I am living with a lie
I feel I have no one wish I die
Messy life, always down
Still fighting, tho it's hard
But light of hope is soon be gone
My existence was a lie
I heard them talk they didn't know
I am crying,
But still their voice
Is echoing over and over
Do you think I was loved?
No! Because I was never theirs
The mother I know is not my Mama
The father I know is not my Papa
Now I know why am always excluded
I want to feel loved even for once Mama, Papa. Can you make this child's selfish wish come true? Even if I am not from your blood.
Do you know I'm always crying because of how my known siblings treat me? They taunt me, laugh at me without reasons, whispering like I am not near to them. But it's okay, as long as I know that you love me, am okay with it.

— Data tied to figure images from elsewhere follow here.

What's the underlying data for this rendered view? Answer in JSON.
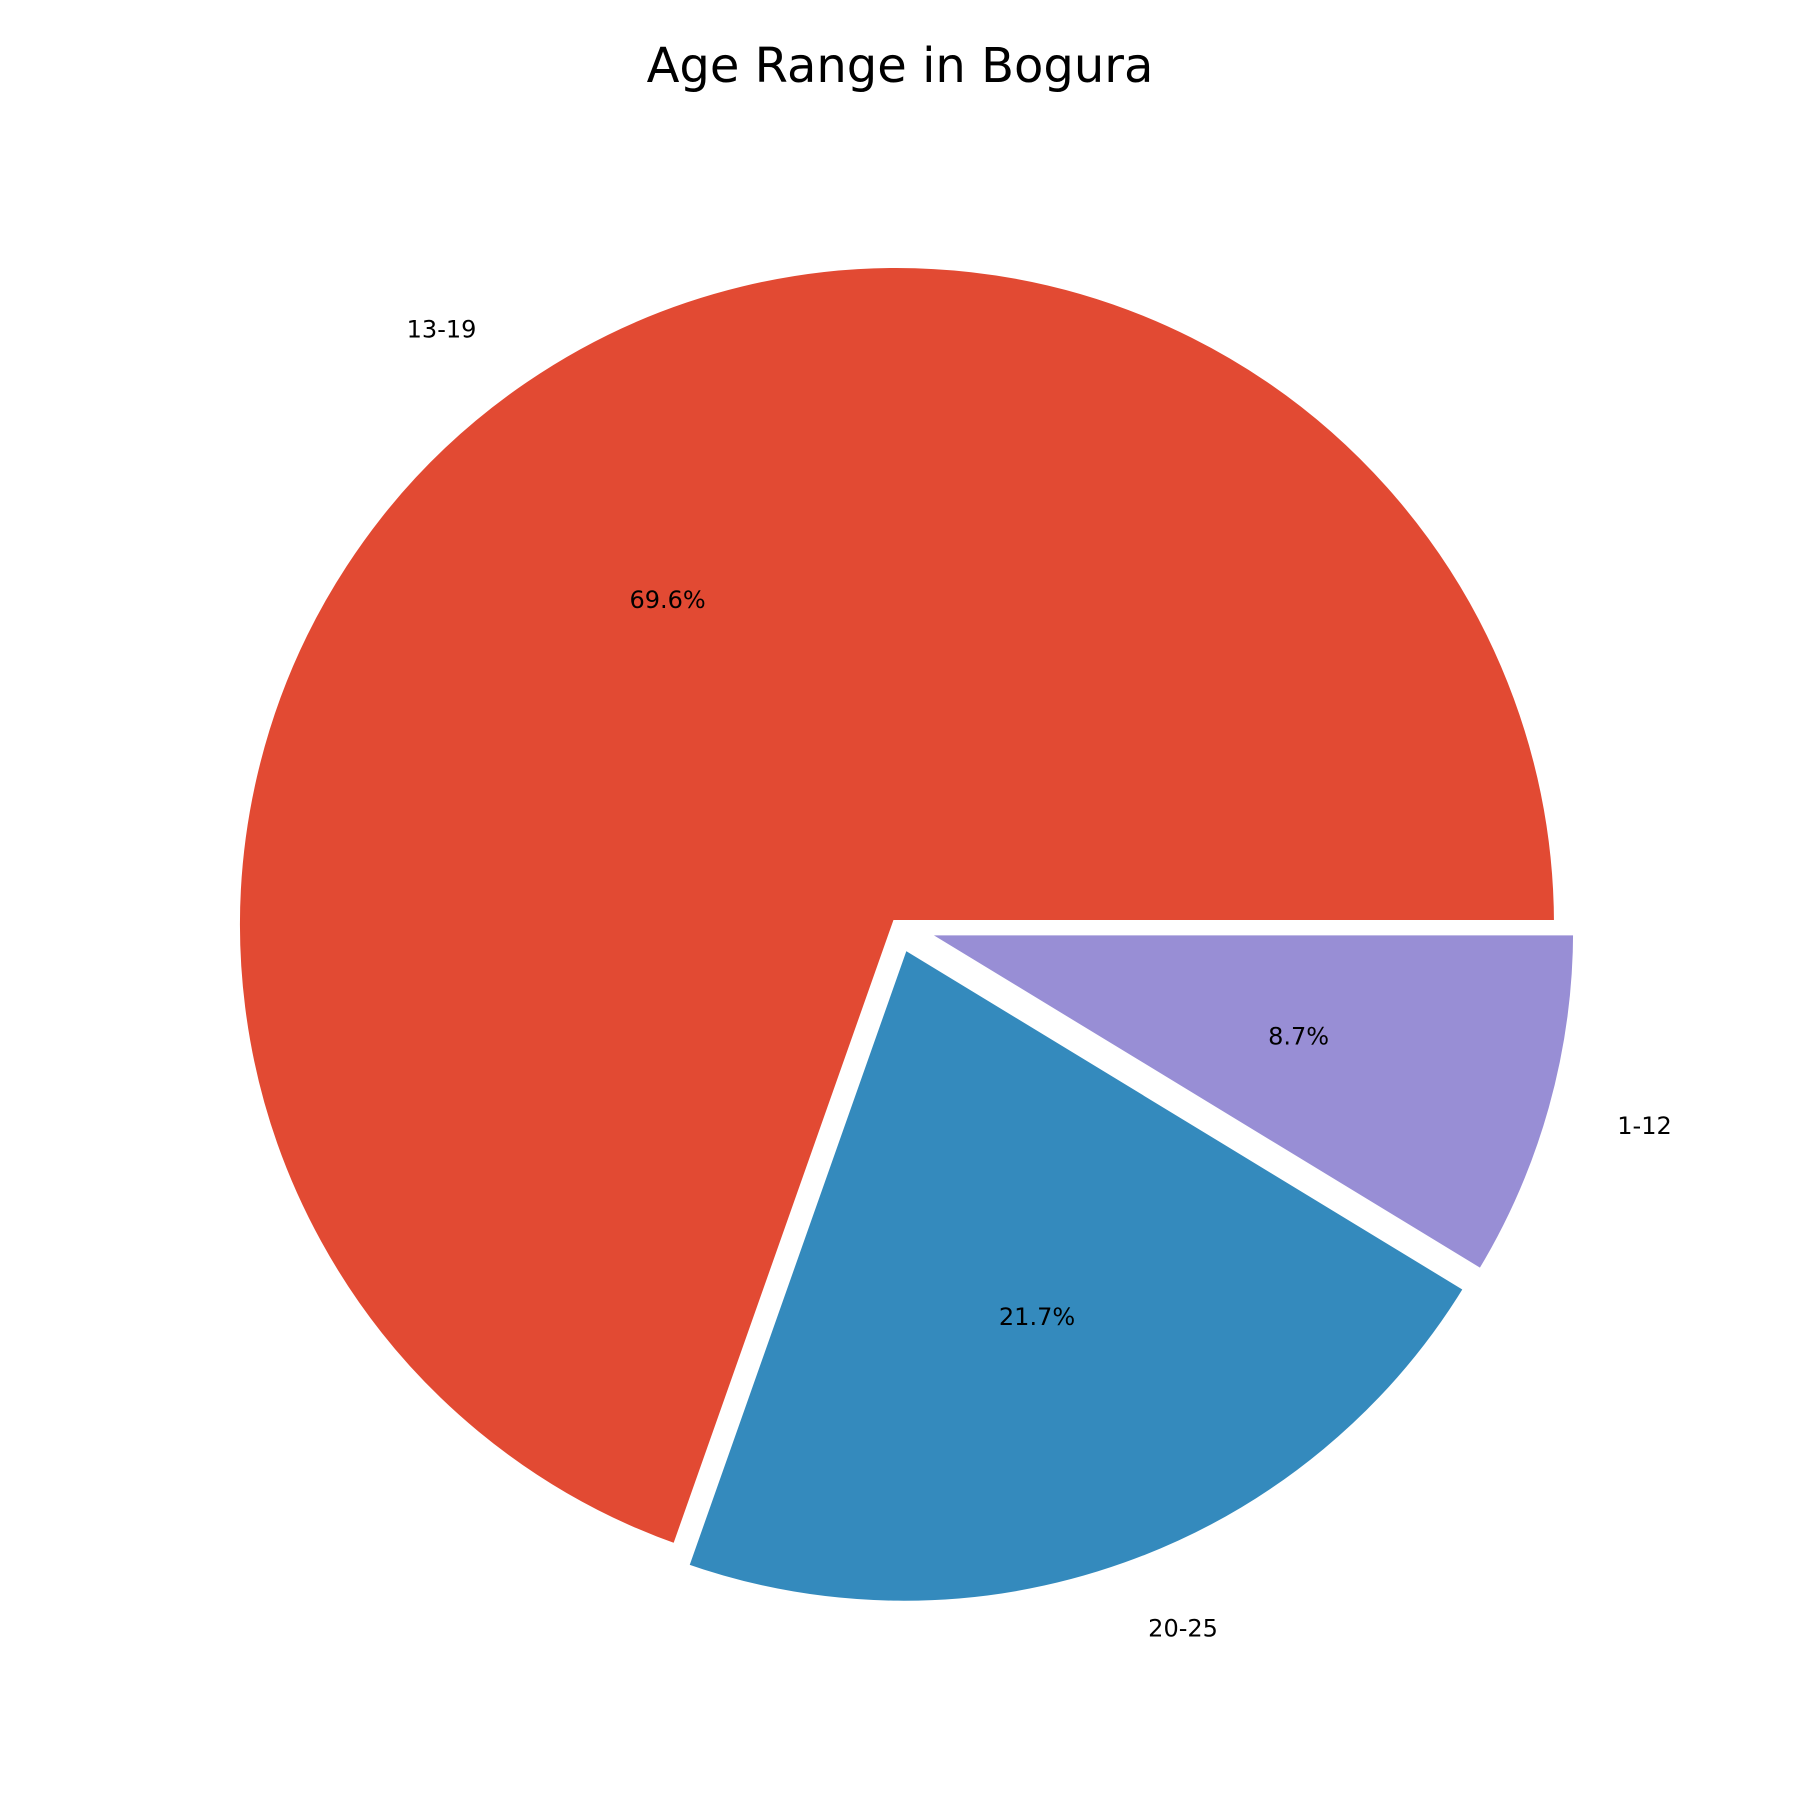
{
  "chart_data": {
    "type": "pie",
    "title": "Age Range in Bogura",
    "slices": [
      {
        "label": "13-19",
        "value": 69.6,
        "pct_label": "69.6%",
        "color": "#E24A33",
        "exploded": false
      },
      {
        "label": "20-25",
        "value": 21.7,
        "pct_label": "21.7%",
        "color": "#348ABD",
        "exploded": true
      },
      {
        "label": "1-12",
        "value": 8.7,
        "pct_label": "8.7%",
        "color": "#988ED5",
        "exploded": true
      }
    ],
    "start_angle_deg": 0,
    "direction": "counterclockwise",
    "slice_edge_color": "#ffffff",
    "legend": "none"
  }
}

But my wish was never heard. Because I was not theirs. I am not their blood, I am just me, all alone, crying begging that even for once, I get their love.
I am thinking of a solution if how they will notice me. Am sure they will notice me now. Am sure I will finally be loved. Am sure they will look at me as their blood.
Mama Mama, Papa Papa!!! Can you love me now? Can you treat me as your child now? Am your blood now?
I don't know why ther were looking me like that. They are not smiling and I think I did something wrong.
They are not moving, but their eyes become bigger. It's as if I eat their fav'rit cat, but off course I did not
Mama, Papa why? Did I do something wrong? Am your blood now, we can be a happy family now right?
I move closer to Mama, but he push me. I hug my Papa but he shove me. And that's were I know, I really did something bad.
I feel scared
They are crying
I do nothing
I just watch them
And my tears start to pour
I can't get their love
Is something wrong with me
Maybe I need to die first
Maybe they will love me if I die
They will be happy, but I'm gone
I blink my eyes
I let myself cry
I wipe my tears
It stop now
I can end it now
I look at the knife in my hand. It has a lot of blood. I do everything but I never get what I want. So I better stop it now. I gaze at them, I smiled but they were crying. Even in my death, they won't give me their love or even just their smile. They are pouring all of their emotions in crying. I wish they will cry at me like that in my coffin.
I smiled, I hold the knife. And before I struck the knife in my neck, I look at them first lovingly -- and as my eyes is closing while my blood is bursting. I saw them held my little brothers head, unaattached to his body, pale as if the blood was sipped from his body.
"Do you know I'm always crying because of how my known siblings treat me? They taunt me, laugh at me without reasons, whispering like I am not near to them. But it's okay, as long as I know that you love me, am okay with it."
I've been experiencing this since I was a child, there's a question always why they r like that. I can't do anything but to be quiet.